Photo by Mohd Izwan Mohd Nazam/The Edge
LATE last month, ailing oil and gas outfit Daya Materials Bhd managed to obtain an extension — until Feb 27, 2020 — to submit a regularisation plan to Bursa Malaysia, which is likely to entail the entry of a white knight.
With the appointment of Shamsul Saad as managing director in April this year, there is some speculation as to whether former key personnel of Perdana Petroleum Bhd may surface in Daya and help revive it. However, others say the company’s balance sheet is a big deterrent for anyone buying into Daya.

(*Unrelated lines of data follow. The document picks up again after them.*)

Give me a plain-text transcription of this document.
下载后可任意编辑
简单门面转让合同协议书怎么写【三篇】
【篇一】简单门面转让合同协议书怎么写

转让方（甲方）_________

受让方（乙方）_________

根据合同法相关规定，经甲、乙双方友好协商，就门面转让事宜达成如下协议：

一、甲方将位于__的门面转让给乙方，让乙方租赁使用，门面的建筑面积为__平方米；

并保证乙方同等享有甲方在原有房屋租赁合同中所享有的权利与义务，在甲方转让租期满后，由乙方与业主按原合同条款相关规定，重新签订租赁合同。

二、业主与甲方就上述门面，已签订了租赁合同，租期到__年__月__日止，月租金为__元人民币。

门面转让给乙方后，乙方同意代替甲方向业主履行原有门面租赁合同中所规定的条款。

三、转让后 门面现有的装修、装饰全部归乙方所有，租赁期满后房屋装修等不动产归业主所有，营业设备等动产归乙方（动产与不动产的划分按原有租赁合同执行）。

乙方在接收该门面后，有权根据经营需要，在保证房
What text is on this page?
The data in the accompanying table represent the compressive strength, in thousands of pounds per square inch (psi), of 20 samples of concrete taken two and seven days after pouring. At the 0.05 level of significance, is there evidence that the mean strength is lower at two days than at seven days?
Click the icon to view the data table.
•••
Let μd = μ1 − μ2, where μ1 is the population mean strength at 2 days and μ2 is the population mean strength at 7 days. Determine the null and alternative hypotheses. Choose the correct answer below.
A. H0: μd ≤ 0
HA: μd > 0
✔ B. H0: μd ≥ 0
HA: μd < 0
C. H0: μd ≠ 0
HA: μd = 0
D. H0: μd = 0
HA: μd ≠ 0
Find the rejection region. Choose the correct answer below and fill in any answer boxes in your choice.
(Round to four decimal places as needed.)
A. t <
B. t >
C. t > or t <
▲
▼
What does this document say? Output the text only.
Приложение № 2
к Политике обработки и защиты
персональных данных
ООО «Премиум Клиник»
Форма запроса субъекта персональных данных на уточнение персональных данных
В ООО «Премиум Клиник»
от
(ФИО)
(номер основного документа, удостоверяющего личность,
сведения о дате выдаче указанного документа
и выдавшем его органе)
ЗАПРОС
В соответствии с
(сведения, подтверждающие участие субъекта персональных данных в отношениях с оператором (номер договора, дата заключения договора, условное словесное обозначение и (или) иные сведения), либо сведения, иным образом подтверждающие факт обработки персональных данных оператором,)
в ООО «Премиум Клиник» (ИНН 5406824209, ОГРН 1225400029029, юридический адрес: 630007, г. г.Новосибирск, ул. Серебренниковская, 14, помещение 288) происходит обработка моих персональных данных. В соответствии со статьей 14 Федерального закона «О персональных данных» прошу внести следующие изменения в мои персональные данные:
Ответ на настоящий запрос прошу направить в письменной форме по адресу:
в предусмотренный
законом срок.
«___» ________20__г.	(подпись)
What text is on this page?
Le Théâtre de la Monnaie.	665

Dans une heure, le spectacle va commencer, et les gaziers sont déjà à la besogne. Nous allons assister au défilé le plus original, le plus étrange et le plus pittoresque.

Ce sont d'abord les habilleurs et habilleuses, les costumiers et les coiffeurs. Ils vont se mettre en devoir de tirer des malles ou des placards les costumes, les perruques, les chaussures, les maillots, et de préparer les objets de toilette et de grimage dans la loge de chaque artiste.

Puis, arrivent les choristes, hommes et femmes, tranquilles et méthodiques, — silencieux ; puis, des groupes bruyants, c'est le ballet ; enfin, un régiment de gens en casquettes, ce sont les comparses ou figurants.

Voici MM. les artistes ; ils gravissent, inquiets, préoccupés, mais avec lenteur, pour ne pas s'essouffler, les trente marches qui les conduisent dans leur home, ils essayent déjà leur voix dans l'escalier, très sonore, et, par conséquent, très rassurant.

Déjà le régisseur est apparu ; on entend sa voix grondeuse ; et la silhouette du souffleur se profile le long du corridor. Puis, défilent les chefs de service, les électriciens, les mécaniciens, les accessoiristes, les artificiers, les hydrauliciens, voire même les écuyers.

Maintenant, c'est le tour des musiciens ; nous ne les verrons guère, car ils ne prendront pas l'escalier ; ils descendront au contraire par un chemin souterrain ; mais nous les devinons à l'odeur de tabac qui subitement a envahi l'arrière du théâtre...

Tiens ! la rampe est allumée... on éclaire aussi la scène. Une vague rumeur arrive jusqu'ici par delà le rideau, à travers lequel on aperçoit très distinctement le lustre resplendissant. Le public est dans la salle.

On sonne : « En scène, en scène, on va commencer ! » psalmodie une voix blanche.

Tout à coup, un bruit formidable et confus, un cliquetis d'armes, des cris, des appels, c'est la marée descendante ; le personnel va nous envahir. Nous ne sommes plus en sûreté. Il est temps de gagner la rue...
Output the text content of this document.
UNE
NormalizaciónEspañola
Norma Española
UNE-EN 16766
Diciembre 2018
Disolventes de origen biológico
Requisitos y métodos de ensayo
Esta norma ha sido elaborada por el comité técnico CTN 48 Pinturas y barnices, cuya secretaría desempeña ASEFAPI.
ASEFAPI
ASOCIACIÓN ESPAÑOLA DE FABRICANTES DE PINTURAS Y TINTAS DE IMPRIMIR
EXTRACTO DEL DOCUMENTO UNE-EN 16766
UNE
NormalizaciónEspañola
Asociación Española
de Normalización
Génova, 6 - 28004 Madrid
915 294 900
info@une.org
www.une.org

To recap, Shamsul is the former managing director of Perdana Petroleum and has been with Practice Note 17 (PN17) company Daya since 2016, when he came in as an executive vice-president, after selling out of Perdana Petroleum when it was taken over by Dayang Enterprise Holdings Bhd.
“Since becoming managing director, it is known that he has approached a few ex-Perdana [Petroleum] senior people, at least three, to join him, from what we hear,” a source says.
Shamsul was abroad at the time of writing and could not be contacted for comment.
Perdana Petroleum is often associated with brothers Datuk Henry Kho Poh Eng and Francis Koh Poh Wat, who at one time controlled as much as 10% of the company. But whether they are part of the plan remains to be seen.
There is also a question as to whether the rest of the former Perdana Petroleum top brass will go to Daya without the brothers.
Poh Eng is said to have been approached a couple of years ago, but he was not interested back then, people familiar with him say. Poh Eng was also abroad and could not be contacted for comment.
Daya’s annual report for 2018 indicates that as at end-March this year, Shamsul was not on the top 30 shareholders list, and there seemed to be no former executives of Perdana Petroleum on the list.
Perdana Petroleum has always been active in the provision of offshore support vessels while Daya’s business is more fragmented, providing subsea engineering services, the supply of chemicals, tanking, storage and warehousing, among others.
Perdana Petroleum’s shareholders, including Poh Eng and Poh Wat, exited the company when Dayang Enterprise acquired their shares at RM1.55 apiece in May 2015. Their departure was viewed by many as a well-timed sale, considering Perdana Petroleum’s stock has traded below the 50 sen band since December 2017, propped up only by Dayang’s mandatory general offer.
Brent crude slipped to below US$60 per barrel in July 2015, just after Dayang’s offer, after which it steadily fell to a low of US$28 in January 2016.
Since then, Perdana Petroleum has not recovered and closed at 30.5 sen last Friday, giving the company a market capitalisation of RM237.4 million. Daya, meanwhile, ended trading at a mere 0.5 sen, translating into a market value of RM10.2 million.
It could also be a challenge for Shamsul and the former Perdana Petroleum team — if they do decide to follow him to Daya — as Daya has not registered a profit in nine quarters, and the outlook is not exactly great for the company. There have been several attempts to revive it but none has been successful.
Judging by the financials, things could be difficult at Daya. For its six months ended June 2019, Daya suffered a net loss of RM13.41 million on RM96.63 million in revenue. For the corresponding period a year ago, net loss was RM16.77 million on RM170.82 million in sales. To put things in perspective, as at end-June, the company had accumulated losses of RM436.67 million.
However, it is worth noting that Daya has been selling some of its assets and has disposed of a mobile crane and forklift unit, among others, possibly to streamline its business and raise cash to help pare down its debt.
As at end-June this year, Daya had cash and bank balances of RM54.8 million and short and long-term debt of RM207.7 million and RM8.55 million respectively. Its finance cost for the six months in review was RM6.67 million.
Daya’s net asset value per share as at end-June was negative 0.081. Its auditor, in the notes that accompany its financials, says Daya had a capital deficiency of RM136.2 million and current liabilities exceeded current assets by RM214.1 million “as a result of losses incurred in the current and previous financial years”.
Datuk Lim Thean Shiang has been at the helm of Daya over the past few years. He was appointed executive director and group CEO in March 2015 and assumed the additional position of executive vice-chairman from November 2017.
Lim, who is well known in Corporate Malaysia, resigned as the group CEO of Daya in April this year and was redesignated executive chairman. He has 5.21% equity interest in Daya.
Other substantial shareholders include Datuk Lim Soon Foo and his son Ronnie Lim Hai Liang, who have 5.65% collectively.
Apart from this group, others have failed at Daya as well. But will a white knight and a handful of experienced oil and gas personnel from Perdana Petroleum be able to turn things around?